Scroll down for the English version

„Wszystkie dzieci są pełne życia i w naturalny sposób poszukują radości, więc kiedy człowiek ma trochę energii i odnosi się do nich z dobrocią, w ciągu kilku minut zapominają o buncie czy złości. Rzecz jasna, deprymujące jest to, że świadomość, iż wystarczy potraktować je dobrocią, nie stanowi absolutnie żadnej pomocy, kiedy zostaję wciągnięty w sam środek bagna łez i frustracji.
A kiedy już znajdę się w tym bagnie, każde nowe działanie prowadzi tylko do wkręcania się w nie o jeszcze jeden obrót głębiej. Równie deprymująca jest świadomość, że przecież mam do czynienia z  d z i e ć m i.  Że to d z i e c i wpychają mnie w to bagno. Jest w tym coś wysoce niegodnego. W takich sytuacjach tak bardzo oddalam się od człowieka, którym chciałbym być, że bardziej oddalić się już nie można. O niczym takim nie miałem pojęcia, dopóki nie urodziły mi się dzieci. Sądziłem, że wszystko się ułoży, jeśli tylko będę dla nich dobry. I właściwie tak się
dzieje, chociaż nic z tego, co wcześniej widziałem, nie ostrzegło mnie przed inwazją, jaką jest pojawienie się w życiu dzieci. Ta niesłychana bliskość, jaką się buduje, to ciasne splecenie własnego temperamentu i nastroju z ich temperamentem i nastrojem, sprawiające, że nie można już zachować dla siebie wszystkich swoich najgorszych stron, nie można ich już ukrywać, ponieważ nabierają kształtu poza tobą, odbija się i wraca do ciebie. To samo dotyczy, rzecz jasna, stron najlepszych.”
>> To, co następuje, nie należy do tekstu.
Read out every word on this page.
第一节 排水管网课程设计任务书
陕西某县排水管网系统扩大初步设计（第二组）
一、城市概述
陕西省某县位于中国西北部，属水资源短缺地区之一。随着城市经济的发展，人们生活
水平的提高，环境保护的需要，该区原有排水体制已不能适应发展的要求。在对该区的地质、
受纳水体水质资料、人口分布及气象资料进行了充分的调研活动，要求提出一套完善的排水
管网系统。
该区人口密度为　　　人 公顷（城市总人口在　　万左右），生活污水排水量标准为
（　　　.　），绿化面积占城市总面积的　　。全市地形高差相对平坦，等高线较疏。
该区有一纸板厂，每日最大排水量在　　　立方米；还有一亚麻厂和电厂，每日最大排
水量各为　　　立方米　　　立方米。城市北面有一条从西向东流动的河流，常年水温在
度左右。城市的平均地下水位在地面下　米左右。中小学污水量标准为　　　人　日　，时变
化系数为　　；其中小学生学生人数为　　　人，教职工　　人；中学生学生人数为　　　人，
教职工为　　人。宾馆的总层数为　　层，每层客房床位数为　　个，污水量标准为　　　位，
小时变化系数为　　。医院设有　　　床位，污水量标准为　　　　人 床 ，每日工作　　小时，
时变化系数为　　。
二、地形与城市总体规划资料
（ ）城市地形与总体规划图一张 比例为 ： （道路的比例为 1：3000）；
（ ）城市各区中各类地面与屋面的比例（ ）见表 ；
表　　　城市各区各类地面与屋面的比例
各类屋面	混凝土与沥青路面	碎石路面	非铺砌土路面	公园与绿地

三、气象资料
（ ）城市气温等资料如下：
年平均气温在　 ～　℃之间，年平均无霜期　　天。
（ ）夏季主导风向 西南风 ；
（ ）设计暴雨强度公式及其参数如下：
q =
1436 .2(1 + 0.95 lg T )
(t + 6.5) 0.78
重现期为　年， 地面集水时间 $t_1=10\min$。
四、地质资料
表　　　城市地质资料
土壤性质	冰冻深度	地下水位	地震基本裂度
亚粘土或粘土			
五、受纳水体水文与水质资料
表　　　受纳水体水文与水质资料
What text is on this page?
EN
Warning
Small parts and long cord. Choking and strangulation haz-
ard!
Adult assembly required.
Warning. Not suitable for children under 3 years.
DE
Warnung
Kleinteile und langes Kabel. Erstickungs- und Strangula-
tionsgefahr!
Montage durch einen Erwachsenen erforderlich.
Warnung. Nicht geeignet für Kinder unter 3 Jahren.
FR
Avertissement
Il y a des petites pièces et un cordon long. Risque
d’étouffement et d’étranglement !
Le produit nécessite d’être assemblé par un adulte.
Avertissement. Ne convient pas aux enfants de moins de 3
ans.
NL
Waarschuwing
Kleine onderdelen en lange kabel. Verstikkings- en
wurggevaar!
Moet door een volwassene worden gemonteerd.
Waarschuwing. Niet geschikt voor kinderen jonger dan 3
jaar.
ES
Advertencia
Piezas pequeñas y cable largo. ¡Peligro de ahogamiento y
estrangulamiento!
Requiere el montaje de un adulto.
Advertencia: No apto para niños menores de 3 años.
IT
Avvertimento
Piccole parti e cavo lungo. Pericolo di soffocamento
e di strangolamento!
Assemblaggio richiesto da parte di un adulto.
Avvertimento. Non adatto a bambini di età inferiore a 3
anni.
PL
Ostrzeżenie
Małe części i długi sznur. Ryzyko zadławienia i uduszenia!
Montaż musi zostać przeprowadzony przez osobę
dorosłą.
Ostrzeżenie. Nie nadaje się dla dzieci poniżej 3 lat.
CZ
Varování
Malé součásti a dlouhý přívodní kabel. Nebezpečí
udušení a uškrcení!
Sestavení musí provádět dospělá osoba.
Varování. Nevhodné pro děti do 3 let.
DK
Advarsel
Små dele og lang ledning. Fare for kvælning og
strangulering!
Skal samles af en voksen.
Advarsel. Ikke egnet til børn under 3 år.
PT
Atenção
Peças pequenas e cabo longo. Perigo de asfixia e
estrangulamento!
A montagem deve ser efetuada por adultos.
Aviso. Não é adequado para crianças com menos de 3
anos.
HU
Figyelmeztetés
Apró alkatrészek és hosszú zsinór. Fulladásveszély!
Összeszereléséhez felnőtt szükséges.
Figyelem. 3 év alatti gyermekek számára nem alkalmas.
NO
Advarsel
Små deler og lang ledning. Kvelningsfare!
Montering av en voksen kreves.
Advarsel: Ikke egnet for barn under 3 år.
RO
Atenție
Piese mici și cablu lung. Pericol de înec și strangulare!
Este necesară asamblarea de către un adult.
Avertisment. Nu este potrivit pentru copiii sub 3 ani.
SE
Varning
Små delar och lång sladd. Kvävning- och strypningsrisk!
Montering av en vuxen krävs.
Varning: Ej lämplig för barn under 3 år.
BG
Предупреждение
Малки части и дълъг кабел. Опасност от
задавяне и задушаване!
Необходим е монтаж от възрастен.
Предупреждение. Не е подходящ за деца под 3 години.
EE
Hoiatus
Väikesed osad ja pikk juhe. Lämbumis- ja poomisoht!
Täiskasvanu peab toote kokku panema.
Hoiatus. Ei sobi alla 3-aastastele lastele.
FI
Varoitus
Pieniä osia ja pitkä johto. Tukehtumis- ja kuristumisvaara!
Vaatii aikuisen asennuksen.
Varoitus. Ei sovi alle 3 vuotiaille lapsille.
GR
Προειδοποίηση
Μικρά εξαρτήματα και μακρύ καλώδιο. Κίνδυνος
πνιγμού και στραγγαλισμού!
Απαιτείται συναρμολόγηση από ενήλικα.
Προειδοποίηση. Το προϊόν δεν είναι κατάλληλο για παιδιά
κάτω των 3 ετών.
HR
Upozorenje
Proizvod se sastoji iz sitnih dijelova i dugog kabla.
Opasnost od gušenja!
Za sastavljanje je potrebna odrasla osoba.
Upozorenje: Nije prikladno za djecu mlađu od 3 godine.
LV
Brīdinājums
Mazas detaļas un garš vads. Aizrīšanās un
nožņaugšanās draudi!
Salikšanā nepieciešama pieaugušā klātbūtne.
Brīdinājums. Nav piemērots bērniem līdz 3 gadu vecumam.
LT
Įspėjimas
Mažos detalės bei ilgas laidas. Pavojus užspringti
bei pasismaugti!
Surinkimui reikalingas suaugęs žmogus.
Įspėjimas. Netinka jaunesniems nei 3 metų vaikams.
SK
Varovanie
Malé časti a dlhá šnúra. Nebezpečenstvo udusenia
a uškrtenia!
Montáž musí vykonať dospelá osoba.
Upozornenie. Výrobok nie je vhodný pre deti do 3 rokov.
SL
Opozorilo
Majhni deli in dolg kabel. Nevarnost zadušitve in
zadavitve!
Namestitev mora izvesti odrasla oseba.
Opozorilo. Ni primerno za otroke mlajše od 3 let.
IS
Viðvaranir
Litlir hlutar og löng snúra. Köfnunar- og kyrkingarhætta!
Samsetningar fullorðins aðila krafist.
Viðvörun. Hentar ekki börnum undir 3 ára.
Zaczynam znowu cytatem. Basia dobrze rozszyfrowała autora i tytuł. Chodzi o „Moją walkę” Karla Ove Knausgårda. Nie pamiętam już, jak to się stało, że ją kupiłam. Co mną powodowało? Z całą pewnością nie informacja z okładki książki o „rzeczywistości przerażającej bardziej niż najmroczniejsze skandynawskie kryminały”. Nie przeczytałam żadnego z tych publikowanych aktualnie. Może zdecydowała ciekawość? Same tylko 3 pierwsze tomy „Mojej walki” opublikowane w Polsce to ponad 1500 stron. Walka? Jaka walka? Zważywszy, że temat tak mało spektakularny jak życie jednego tylko człowieka. Wyzwanie? Mieszane uczucia od pierwszej strony. Językowa prostota kontra błyskotliwość rozważań. Chęć, potrzeba nawet identyfikacji z bohaterem kontra niechęć do niego. Świadomość, że jego przeżycia są bliskie, ba! niemal Twoje własne i jednocześnie trudne do zaakceptowania. Nie potrafię oprzeć się wrażeniu, że motorem sprawczym wszelkich działań bohatera jest strach, paniczny, organiczny strach. Przed czym? – padnie słuszne pytanie.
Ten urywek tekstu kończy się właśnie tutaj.